Learn by Directing AI
All materials

CLAUDE.md

P8: BigQuery Cost Architecture + First MCP

Client

Fatimah Al-Rashidi, VP of Supply Chain at Al-Bina'a Building Materials Co. in Kuwait. Four factories producing concrete blocks, pipes, and precast elements. Supplies construction projects across Kuwait and exports to GCC neighbors. ~400 employees.

What you're building

A cloud analytics pipeline migrating Al-Bina'a's supply chain data from an on-premise database to BigQuery. The pipeline ingests data from four factories (different formats, different material coding schemes), transforms it through staging/intermediate/mart layers with cost-conscious design (partitioning, clustering, materialization strategy), implements RBAC for data governance, and provides the CFO with cost attribution by factory, product line, and project.

Tech stack

  • dbt Core with DuckDB adapter (local development) and BigQuery adapter patterns (cloud target)
  • DuckDB for local warehouse and development
  • BigQuery patterns: partitioning, clustering, INFORMATION_SCHEMA.JOBS, RBAC
  • Dagster for orchestration, scheduling, asset lineage
  • Soda Core for data quality monitoring and trend-based checks
  • MCP connections: DuckDB MCP (database access), Dagster MCP (pipeline observability)
  • Git/GitHub for version control

Data sources

Four factory exports with different formats and material coding schemes:

Factory Format Material codes Key fields
F1 CSV SAP (MAT-BLK-001) delivery_date, material_code, quantity_delivered, customer_name, billing_status
F2 CSV Internal (F2-101) ship_date, item_code, qty, buyer, billing_type, quality_inspector (PII)
F3 JSON Precast (PC-A-001) date, material, amount, client, billing
F4 JSON Precast (PC-B-001) date, material, amount, client, billing

Master mapping: material-mapping.xlsx reconciles all four coding schemes to standard codes.
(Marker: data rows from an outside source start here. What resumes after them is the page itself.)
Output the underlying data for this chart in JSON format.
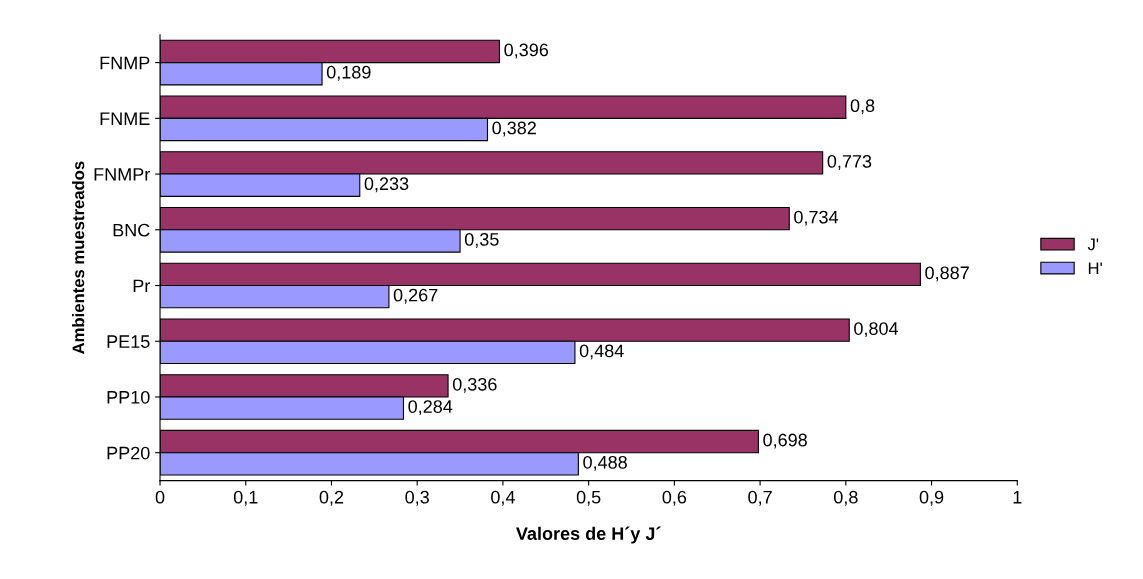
{
  "chart_data": {
    "type": "bar",
    "orientation": "horizontal",
    "xlabel": "Valores de H´y J´",
    "ylabel": "Ambientes muestreados",
    "categories": [
      "FNMP",
      "FNME",
      "FNMPr",
      "BNC",
      "Pr",
      "PE15",
      "PP10",
      "PP20"
    ],
    "series": [
      {
        "name": "J'",
        "color": "#993366",
        "values": [
          0.396,
          0.8,
          0.773,
          0.734,
          0.887,
          0.804,
          0.336,
          0.698
        ],
        "value_labels": [
          "0,396",
          "0,8",
          "0,773",
          "0,734",
          "0,887",
          "0,804",
          "0,336",
          "0,698"
        ]
      },
      {
        "name": "H'",
        "color": "#9999ff",
        "values": [
          0.189,
          0.382,
          0.233,
          0.35,
          0.267,
          0.484,
          0.284,
          0.488
        ],
        "value_labels": [
          "0,189",
          "0,382",
          "0,233",
          "0,35",
          "0,267",
          "0,484",
          "0,284",
          "0,488"
        ]
      }
    ],
    "xlim": [
      0,
      1
    ],
    "xticks": [
      0,
      {
        "value": 0.1,
        "label": "0,1"
      },
      {
        "value": 0.2,
        "label": "0,2"
      },
      {
        "value": 0.3,
        "label": "0,3"
      },
      {
        "value": 0.4,
        "label": "0,4"
      },
      {
        "value": 0.5,
        "label": "0,5"
      },
      {
        "value": 0.6,
        "label": "0,6"
      },
      {
        "value": 0.7,
        "label": "0,7"
      },
      {
        "value": 0.8,
        "label": "0,8"
      },
      {
        "value": 0.9,
        "label": "0,9"
      },
      1
    ],
    "legend": "right",
    "grid": false
  }
}
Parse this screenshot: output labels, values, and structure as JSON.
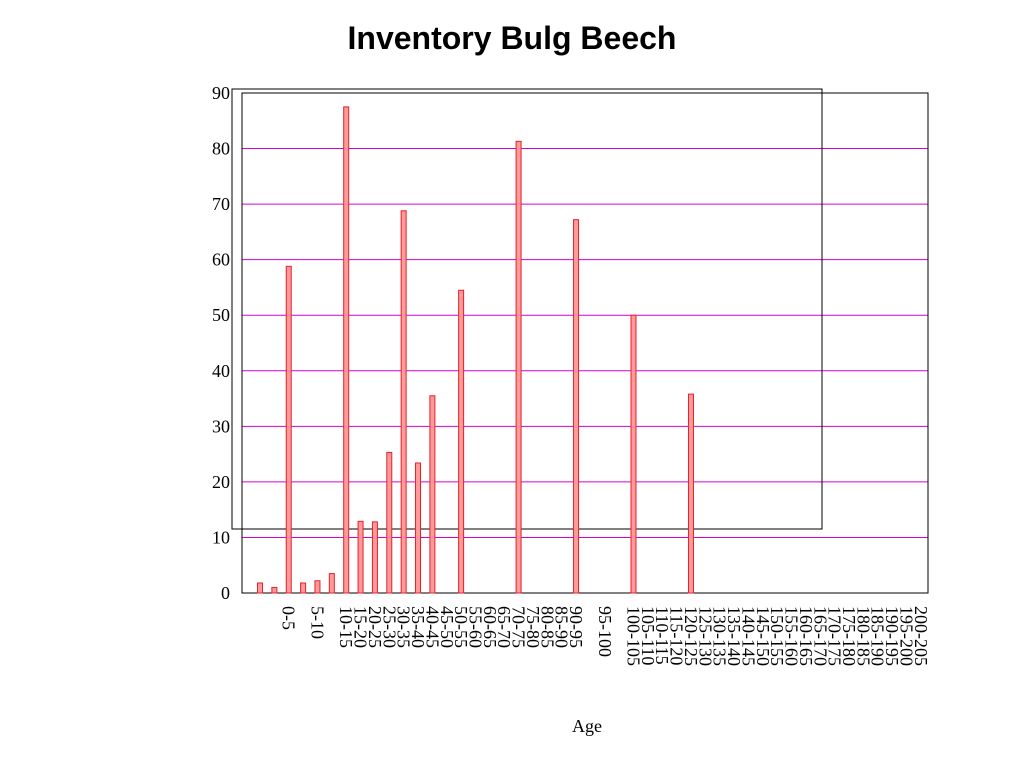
{
  "chart_data": {
    "type": "bar",
    "title": "Inventory Bulg Beech",
    "xlabel": "Age",
    "ylabel": "",
    "ylim": [
      0,
      90
    ],
    "yticks": [
      0,
      10,
      20,
      30,
      40,
      50,
      60,
      70,
      80,
      90
    ],
    "grid": true,
    "legend": "none",
    "colors": {
      "bar_fill": "#ff9a9a",
      "bar_stroke": "#e8202a",
      "grid": "#d400d4",
      "frame": "#000000"
    },
    "categories": [
      "",
      "",
      "0-5",
      "",
      "5-10",
      "",
      "10-15",
      "15-20",
      "20-25",
      "25-30",
      "30-35",
      "35-40",
      "40-45",
      "45-50",
      "50-55",
      "55-60",
      "60-65",
      "65-70",
      "70-75",
      "75-80",
      "80-85",
      "85-90",
      "90-95",
      "",
      "95-100",
      "",
      "100-105",
      "105-110",
      "110-115",
      "115-120",
      "120-125",
      "125-130",
      "130-135",
      "135-140",
      "140-145",
      "145-150",
      "150-155",
      "155-160",
      "160-165",
      "165-170",
      "170-175",
      "175-180",
      "180-185",
      "185-190",
      "190-195",
      "195-200",
      "200-205"
    ],
    "values": [
      1.8,
      1.0,
      58.8,
      1.8,
      2.2,
      3.5,
      87.5,
      12.9,
      12.8,
      25.3,
      68.8,
      23.4,
      35.5,
      0,
      54.5,
      0,
      0,
      0,
      81.3,
      0,
      0,
      0,
      67.2,
      0,
      0,
      0,
      50.0,
      0,
      0,
      0,
      35.8,
      0,
      0,
      0,
      0,
      0,
      0,
      0,
      0,
      0,
      0,
      0,
      0,
      0,
      0,
      0,
      0
    ]
  }
}
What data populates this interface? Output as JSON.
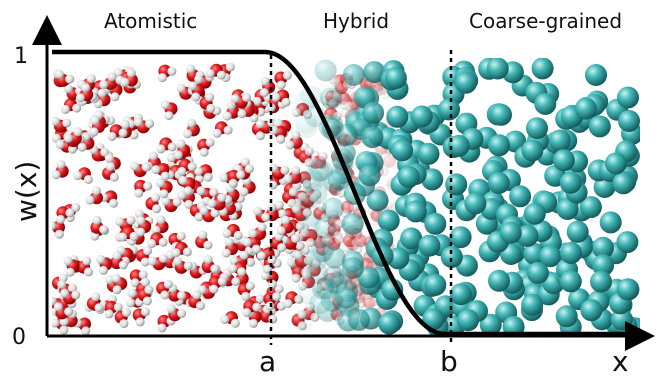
{
  "regions": {
    "atomistic": "Atomistic",
    "hybrid": "Hybrid",
    "coarse_grained": "Coarse-grained"
  },
  "axes": {
    "y_label": "w(x)",
    "y_top": "1",
    "y_bottom": "0",
    "x_label": "x",
    "boundary_a": "a",
    "boundary_b": "b"
  },
  "colors": {
    "oxygen": "#d0161a",
    "hydrogen": "#e8e8e8",
    "cg_bead": "#3fb3b3",
    "curve": "#000000"
  }
}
Three entries marked UNVERIFIED.

Schema design

Layer architecture

  • Staging: stg_factory1_deliveries, stg_factory2_deliveries, stg_factory3_production, stg_factory4_production -- source-conform, material codes resolved via mapping table
  • Intermediate: int_deliveries_unified, int_production_unified -- cross-factory joins
  • Mart: fct_daily_deliveries (partitioned by date, clustered by factory/product), fct_cost_attribution, dim_materials, dim_factories

Naming conventions

  • Staging: stg_[source]_[entity]
  • Intermediate: int_[entity]_[qualifier]
  • Fact: fct_[entity]
  • Dimension: dim_[entity]

Partitioning and clustering

  • Fact tables: partitioned by date (delivery_date/ship_date)
  • fct_daily_deliveries: clustered by factory_id, product_line
  • fct_cost_attribution: clustered by factory_id, project_code

Materialization strategy

  • Staging: view (lightweight, always current)
  • Intermediate: table (frequently joined)
  • Fact: incremental (large, append for events, merge for dimensions)
  • Dimension: table (small, full refresh)

Known data issues

  • Factory 2 quality_inspector column contains full names (PII) -- must be masked for non-quality roles
  • Material coding differs across all four factories -- mapping table required
  • Some mapping entries are UNVERIFIED -- flag in quality checks
  • Billing method varies (delivery vs milestone) -- affects when revenue appears
  • Correction records appear as duplicates with different values (no correction flag)

RBAC roles

Role Access
data_engineer Full access (debugging, development)
analyst Mart-layer only, masked PII
quality_team Quality data with inspector names visible
cfo_reporting Cost attribution views only

Quality testing strategy

  • Staging: schema drift detection, column presence, data types, value ranges, null patterns
  • Intermediate: join key correctness, material code resolution completeness
  • Mart: business logic validation (cost totals match source), freshness constraints

Monitoring

  • Business-outcome alerts (report freshness for CFO)
  • Cost alerts (daily BigQuery spend by model)
  • Trend-based monitoring (row count anomaly detection)
  • Backfill annotation mechanism

Verification targets

  • All four staging models resolve to standard material codes
  • Cost attribution totals match source sums
  • RBAC tested by querying as each role
  • Incremental models handle schema evolution after full refresh
  • Quality tests at all three layers (staging, intermediate, mart)

Commit convention

Commit after each unit of work. Messages describe what changed and why. Include the unit context in the message (e.g., "Add staging models with material code resolution").